I'm not repeating this in every comment because it feels tiresome, but, like I said, I'm glad this guy is out there pushing the frontiers of our civil liberties, but I still think he's a bit of a douche, and I still think his arguments don't make much sense: his fear of the consequences of answering "business or pleasure" seems irrational compared to the powers the border police already have to search his luggage, the files on his computer, and his body cavities without a warrant.

Incidentally, the principled stand this guy took for not answering questions seems a bit hollow when you consider that, semiotically speaking, he pretty much answered their question: "yes", he said, "I am very much worth your time to scrutinize further."


Principled or not, how is respectful, quiet dissent not completely appropriate.

Consider how comfortable a person is when speaking to a telemarketer compared to a police officer or border patrol officer.

That we must grovel before those in uniform is a clear sign that they have too much power.

Of course his behavior was irrational if he was someone trying to smuggle in contraband. But it was rational if he's someone who feels that his rights as a law abiding citizen have been compromised by the re-entry procedures and seeks to make a point.

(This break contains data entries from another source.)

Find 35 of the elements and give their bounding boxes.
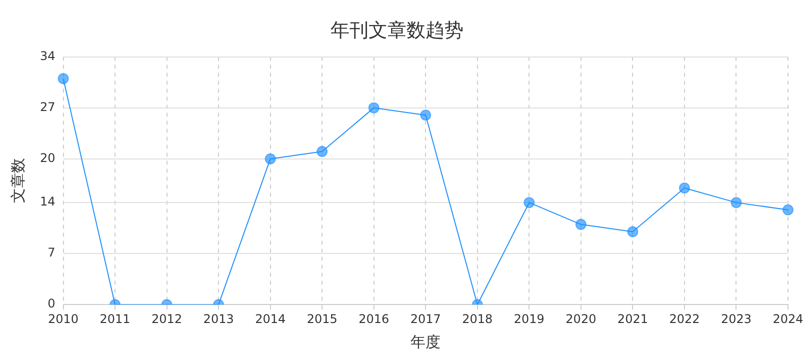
x-tick-label: 2021 <box>617 312 648 326</box>
point <box>524 197 535 208</box>
x-tick-label: 2016 <box>358 312 390 326</box>
point <box>368 102 380 114</box>
x-tick-label: 2013 <box>203 312 234 326</box>
x-tick-label: 2024 <box>772 312 804 326</box>
point <box>627 226 638 238</box>
y-tick-label: 20 <box>40 150 56 165</box>
y-tick-label: 34 <box>40 48 56 63</box>
y-tick-label: 7 <box>48 246 56 260</box>
y-tick-label: 27 <box>40 100 56 114</box>
point <box>575 218 586 230</box>
x-tick-label: 2018 <box>462 312 493 326</box>
x-tick-label: 2022 <box>669 312 700 326</box>
x-tick-label: 2014 <box>255 312 286 326</box>
x-tick-label: 2017 <box>410 312 441 326</box>
point <box>730 197 742 208</box>
x-tick-label: 2010 <box>48 312 79 326</box>
y-tick-label: 14 <box>40 194 56 209</box>
x-tick-label: 2020 <box>566 312 596 326</box>
y-tick-label: 0 <box>48 296 56 311</box>
y-axis-title: 文章数 <box>8 158 27 204</box>
x-tick-label: 2011 <box>100 312 130 326</box>
x-tick-label: 2015 <box>306 312 338 326</box>
x-tick-label: 2019 <box>514 312 544 326</box>
point <box>420 110 432 121</box>
point <box>316 146 328 158</box>
x-tick-label: 2012 <box>152 312 182 326</box>
point <box>264 153 276 164</box>
point <box>782 204 794 216</box>
x-tick-label: 2023 <box>720 312 752 326</box>
chart-title: 年刊文章数趋势 <box>330 19 464 42</box>
point <box>58 73 69 84</box>
x-axis-title: 年度 <box>410 332 441 351</box>
point <box>678 182 690 194</box>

I don't think you intended this, but this is a mix of strawman and slippery slope fallacies. It's not "the exact same logic." To begin with, in the OP's story he himself is the "suspect", and he knows he's innocent. There's no moral dilemma over whether to reply to the questions, only one of practical concerns versus abstract ideals.

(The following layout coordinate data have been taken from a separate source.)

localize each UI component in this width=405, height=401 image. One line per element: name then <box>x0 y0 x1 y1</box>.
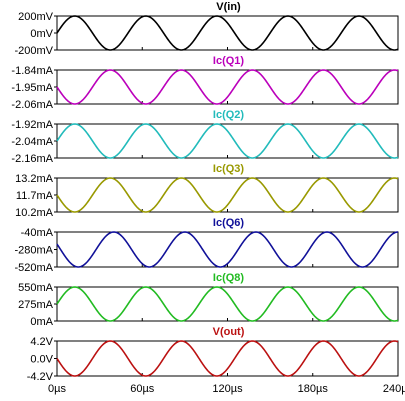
y-tick-label: -1.92mA <box>11 119 53 131</box>
panel-title: V(in) <box>216 1 241 13</box>
panel-frame <box>56 123 399 159</box>
y-tick-label: 13.2mA <box>15 173 54 185</box>
y-tick-label: -40mA <box>21 227 54 239</box>
panel-frame <box>56 177 399 213</box>
series-line-ic-q2 <box>56 123 399 159</box>
panel-v-in: V(in) 200mV 0mV -200mV <box>14 1 399 57</box>
panel-title: Ic(Q1) <box>213 55 245 67</box>
y-tick-label: 550mA <box>18 282 54 294</box>
panel-frame <box>56 340 399 377</box>
y-tick-label: -200mV <box>14 45 53 57</box>
y-tick-label: 200mV <box>18 11 54 23</box>
y-tick-label: -4.2V <box>27 371 54 383</box>
panel-v-out: V(out) 4.2V 0.0V -4.2V <box>27 326 399 383</box>
x-tick-label: 240µs <box>383 383 405 395</box>
series-line-ic-q1 <box>56 69 399 105</box>
y-tick-label: -2.06mA <box>11 99 53 111</box>
panel-title: Ic(Q2) <box>213 109 245 121</box>
panel-title: Ic(Q8) <box>213 272 245 284</box>
panel-ic-q6: Ic(Q6) -40mA -280mA -520mA <box>14 217 399 274</box>
x-tick-label: 180µs <box>298 383 329 395</box>
x-tick-label: 0µs <box>48 383 66 395</box>
panel-title: Ic(Q6) <box>213 217 245 229</box>
panel-title: Ic(Q3) <box>213 163 245 175</box>
panel-frame <box>56 15 399 51</box>
panel-title: V(out) <box>213 326 245 338</box>
panel-ic-q2: Ic(Q2) -1.92mA -2.04mA -2.16mA <box>11 109 399 165</box>
y-tick-label: 10.2mA <box>15 207 54 219</box>
y-tick-label: 0.0V <box>30 354 53 366</box>
panel-frame <box>56 231 399 268</box>
series-line-v-in <box>56 15 399 51</box>
y-tick-label: 11.7mA <box>16 190 54 202</box>
panel-ic-q1: Ic(Q1) -1.84mA -1.95mA -2.06mA <box>11 55 399 111</box>
y-tick-label: 0mA <box>30 316 53 328</box>
y-tick-label: -1.95mA <box>11 82 53 94</box>
y-tick-label: 275mA <box>18 299 54 311</box>
series-line-ic-q3 <box>56 177 399 213</box>
series-line-ic-q6 <box>56 231 399 268</box>
y-tick-label: -520mA <box>14 262 53 274</box>
panel-frame <box>56 69 399 105</box>
y-tick-label: -1.84mA <box>11 65 53 77</box>
panel-ic-q8: Ic(Q8) 550mA 275mA 0mA <box>18 272 399 328</box>
series-line-ic-q8 <box>56 286 399 322</box>
panel-ic-q3: Ic(Q3) 13.2mA 11.7mA 10.2mA <box>15 163 399 219</box>
x-tick-label: 120µs <box>212 383 243 395</box>
y-tick-label: -2.16mA <box>11 153 53 165</box>
series-line-v-out <box>56 340 399 377</box>
y-tick-label: -2.04mA <box>11 136 53 148</box>
y-tick-label: -280mA <box>14 245 53 257</box>
x-tick-label: 60µs <box>130 383 155 395</box>
panel-frame <box>56 286 399 322</box>
y-tick-label: 4.2V <box>30 336 53 348</box>
y-tick-label: 0mV <box>30 28 53 40</box>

I don't think the world was in danger of people taking the OP's argument to the witness situation you describe, and thus I don't need that caveat was necessary.

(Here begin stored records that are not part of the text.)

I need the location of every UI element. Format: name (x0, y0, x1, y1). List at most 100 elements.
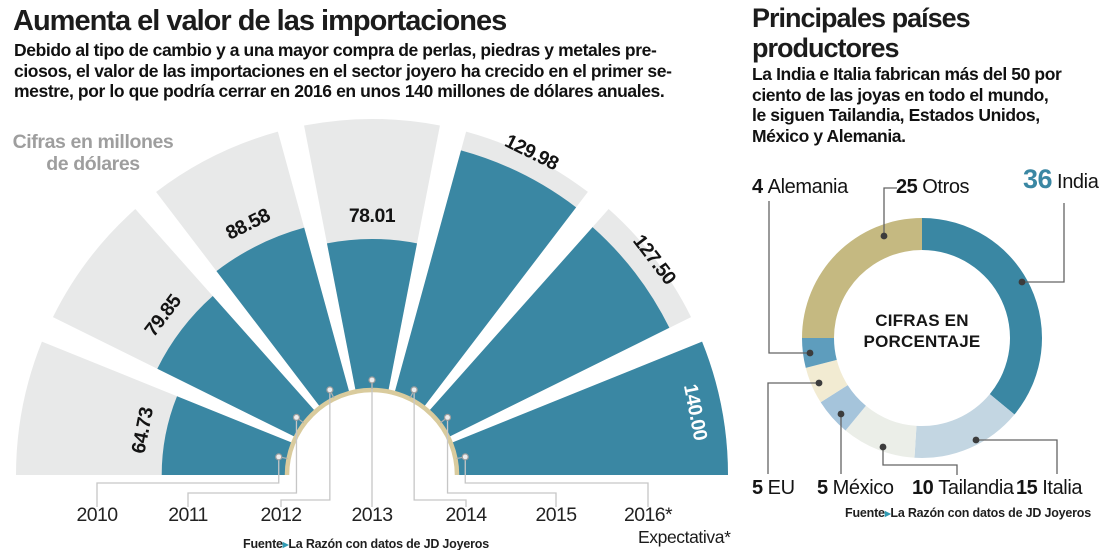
source-arrow-icon: ▸ (884, 508, 891, 520)
subtitle-line-2: ciosos, el valor de las importaciones en… (14, 60, 672, 81)
year-label-2012: 2012 (261, 504, 302, 526)
donut-leader-dot-India (1018, 278, 1026, 286)
donut-label-name-EU: EU (767, 477, 795, 499)
donut-label-value-India: 36 (1023, 164, 1053, 194)
year-label-2015: 2015 (536, 504, 578, 526)
unit-note-line-1: Cifras en millones (12, 131, 174, 153)
fan-bar-2016* (450, 341, 728, 475)
fan-bar-2014 (394, 150, 577, 408)
left-chart-title: Aumenta el valor de las importaciones (13, 5, 507, 37)
year-label-2013: 2013 (352, 504, 393, 526)
donut-leader-Alemania (768, 201, 810, 354)
year-label-2014: 2014 (446, 504, 488, 526)
donut-label-value-Italia: 15 (1016, 477, 1038, 499)
fan-bar-2015 (428, 227, 670, 438)
right-source-prefix: Fuente (845, 506, 885, 520)
fan-bar-2011 (157, 296, 316, 438)
donut-label-value-EU: 5 (752, 477, 763, 499)
marker-stem (440, 418, 446, 424)
marker-stem (409, 392, 414, 399)
donut-leader-dot-Tailandia (879, 443, 887, 451)
donut-center-line-1: CIFRAS EN (875, 311, 969, 330)
donut-leader-EU (767, 382, 819, 474)
year-label-2011: 2011 (168, 504, 208, 526)
donut-slice-Tailandia (845, 405, 917, 458)
expectation-note: Expectativa* (638, 527, 731, 547)
left-source-prefix: Fuente (243, 537, 283, 550)
year-leader-2010 (96, 456, 280, 507)
arc-marker (410, 386, 418, 394)
donut-leader-Otros (883, 187, 897, 236)
marker-stem (298, 418, 304, 424)
donut-label-name-India: India (1057, 171, 1099, 193)
left-source: Fuente▸La Razón con datos de JD Joyeros (236, 537, 496, 550)
description-line-1: La India e Italia fabrican más del 50 po… (752, 64, 1062, 84)
right-chart-description: La India e Italia fabrican más del 50 po… (752, 64, 1062, 146)
arc-marker (368, 376, 376, 384)
donut-slice-Alemania (802, 338, 837, 368)
donut-label-name-Otros: Otros (922, 176, 970, 198)
donut-label-name-Italia: Italia (1042, 477, 1083, 499)
arc-marker (292, 413, 301, 421)
fan-bar-2010 (161, 396, 294, 475)
donut-center-line-2: PORCENTAJE (863, 332, 981, 351)
marker-stem (330, 392, 335, 399)
donut-leader-Tailandia (882, 447, 958, 475)
donut-label-Otros: 25 Otros (896, 176, 970, 199)
donut-label-Alemania: 4 Alemania (752, 176, 848, 199)
subtitle-line-3: mestre, por lo que podría cerrar en 2016… (14, 81, 665, 101)
donut-leader-dot-México (837, 410, 845, 418)
donut-leader-dot-Italia (972, 436, 980, 444)
donut-label-Italia: 15 Italia (1016, 477, 1083, 500)
source-arrow-icon: ▸ (282, 539, 289, 550)
donut-label-India: 36 India (1023, 164, 1099, 195)
donut-leader-Italia (976, 439, 1058, 474)
donut-label-value-Tailandia: 10 (912, 477, 934, 499)
donut-leader-dot-Alemania (806, 349, 814, 357)
donut-leader-dot-Otros (880, 232, 888, 240)
donut-slice-EU (805, 359, 848, 403)
donut-slice-Italia (914, 394, 1015, 458)
year-label-2010: 2010 (77, 504, 119, 526)
subtitle-line-1: Debido al tipo de cambio y a una mayor c… (14, 40, 657, 60)
donut-slice-Otros (802, 218, 922, 338)
donut-label-name-México: México (832, 477, 894, 499)
right-source: Fuente▸La Razón con datos de JD Joyeros (841, 506, 1091, 520)
donut-leader-India (1022, 203, 1065, 283)
donut-label-name-Tailandia: Tailandia (938, 477, 1014, 499)
year-leader-2011 (187, 417, 298, 507)
donut-label-value-México: 5 (817, 477, 828, 499)
fan-bar-2013 (326, 238, 418, 392)
producers-donut-chart (767, 187, 1065, 475)
year-leader-2012 (280, 389, 331, 507)
description-line-4: México y Alemania. (752, 125, 906, 146)
donut-label-value-Otros: 25 (896, 176, 918, 198)
donut-label-EU: 5 EU (752, 477, 795, 500)
donut-label-value-Alemania: 4 (752, 176, 763, 198)
year-leader-2014 (413, 389, 467, 507)
right-source-text: La Razón con datos de JD Joyeros (890, 506, 1091, 520)
marker-stem (281, 456, 288, 460)
donut-leader-dot-EU (815, 379, 823, 387)
donut-slice-India (922, 218, 1042, 415)
arc-marker (461, 453, 469, 461)
arc-marker (275, 453, 283, 461)
arc-marker (443, 413, 452, 421)
fan-bar-2012 (216, 227, 350, 408)
value-label-2013: 78.01 (349, 205, 396, 227)
right-title-line-2: productores (752, 33, 900, 63)
year-label-2016*: 2016* (624, 504, 673, 526)
unit-note: Cifras en millones de dólares (12, 131, 174, 175)
imports-fan-chart: 201064.73201179.85201288.58201378.012014… (16, 119, 728, 526)
donut-label-name-Alemania: Alemania (767, 176, 849, 198)
left-source-text: La Razón con datos de JD Joyeros (288, 537, 489, 550)
year-leader-2015 (446, 417, 557, 507)
right-title-line-1: Principales países (752, 3, 971, 33)
donut-label-México: 5 México (817, 477, 894, 500)
donut-label-Tailandia: 10 Tailandia (912, 477, 1014, 500)
description-line-2: ciento de las joyas en todo el mundo, (752, 84, 1049, 105)
description-line-3: le siguen Tailandia, Estados Unidos, (752, 105, 1040, 125)
donut-center-note: CIFRAS EN PORCENTAJE (842, 310, 1002, 352)
year-leader-2016* (464, 456, 649, 507)
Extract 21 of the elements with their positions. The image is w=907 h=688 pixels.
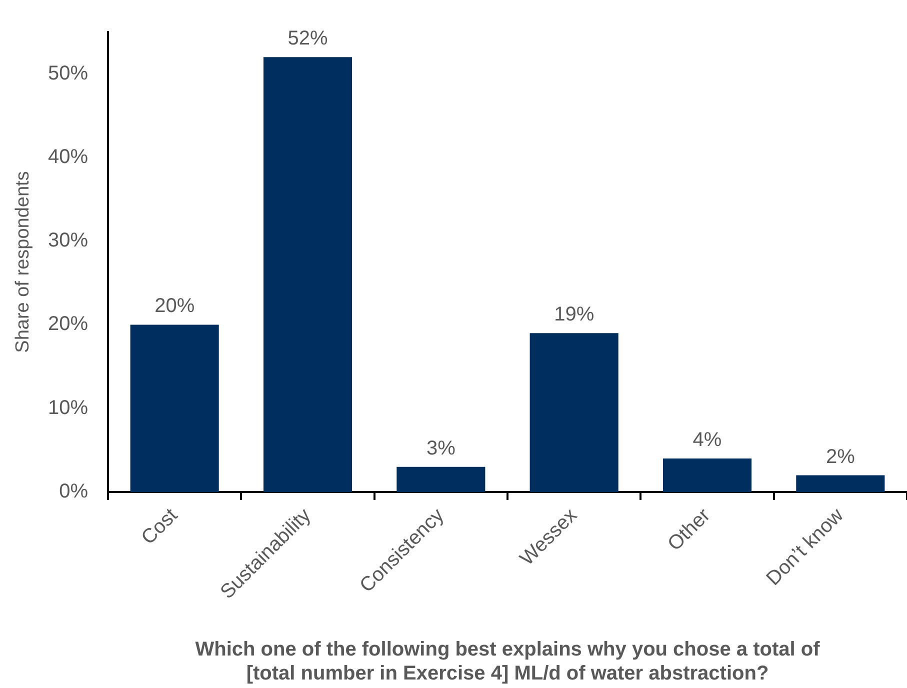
data-label: 4% — [692, 429, 722, 452]
data-label: 2% — [826, 446, 856, 468]
y-axis-title: Share of respondents — [12, 171, 34, 353]
bar — [396, 466, 486, 492]
bar — [130, 324, 219, 492]
y-tick-label: 40% — [48, 146, 88, 168]
y-tick-label: 0% — [59, 480, 88, 503]
y-tick-label: 30% — [48, 230, 88, 252]
bar — [662, 458, 752, 492]
x-tick-label: Cost — [137, 504, 182, 549]
data-label: 52% — [288, 28, 328, 50]
y-tick-label: 50% — [48, 62, 88, 84]
data-label: 3% — [426, 437, 456, 460]
x-axis-title: Which one of the following best explains why you chose a total of [total number in Exercise 4] ML/d of water abstraction? — [195, 638, 820, 685]
bar — [796, 475, 885, 492]
data-label: 19% — [554, 304, 594, 326]
bar — [530, 333, 618, 492]
y-tick-label: 20% — [48, 313, 88, 336]
data-label: 20% — [154, 295, 195, 318]
bar — [263, 57, 352, 492]
y-tick-label: 10% — [48, 396, 88, 419]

It's easy to see that being innocent doesn't eliminate any moral dilemma over answering questions. Most people are innocent! By answering questions, they're helping the police stop wasting time with them.

Be thankful that we have the right not to answer questions, and, yes, be thankful that crazy guys like this are out there demonstrating that right. But then remember the social contract and your obligations as a citizen; if the police are asking a reasonable question, you should answer.


Again, the OP is not talking about reasonable questions. Whether one is traveling for business or pleasure is not a reasonable thing for a customs cop to inquire a citizen upon entry into its own country. It is indeed none of their business.

I guess they only want to intimidate you and get you talking for a quick psychological profiling. And the OP responds like I wish everyone with nothing to hide did.

And that doesn't mean entrance lines would take forever. Police adapt their routines to the available time and resources.


> But having said that, there's an element of the social contract at play here. The exact same logic this guy is using suggests that he also shouldn't answer the questions of police investigating crimes in his neighborhood. "Have you seen this man? We think he just shot up your neighbor's car."

Quite importantly in this particular scenario, a police officer is not the same as a federal officer. Lying to a police officer is not a crime (at least usually, you may want to check your local statutes).


Completely agree with you regarding assisting police doing actual police work. It's the ones who are trolling and/or trying to trip people (guilty or innocent) into saying things that incriminate themselves because they are too ignorant of their rights to keep their mouths shut that I'm addressing here.

Can't really argue with anything else you said either - at the end of the day, I'm just hoping that we can fight a standing action on our rights to privacy, freedom from unjust search, etc... I see this guys response to these encroaching requests as a minor battle in a never-ending war. Ironically, I'm actually in favor of Full Body Emission Scans for people getting on airplanes, for the explicit search for explosives - so I might even be to the right of you on that topic.

And, as a fan of The Wire, I'll certainly track down "Cop in the Hood". Thanks.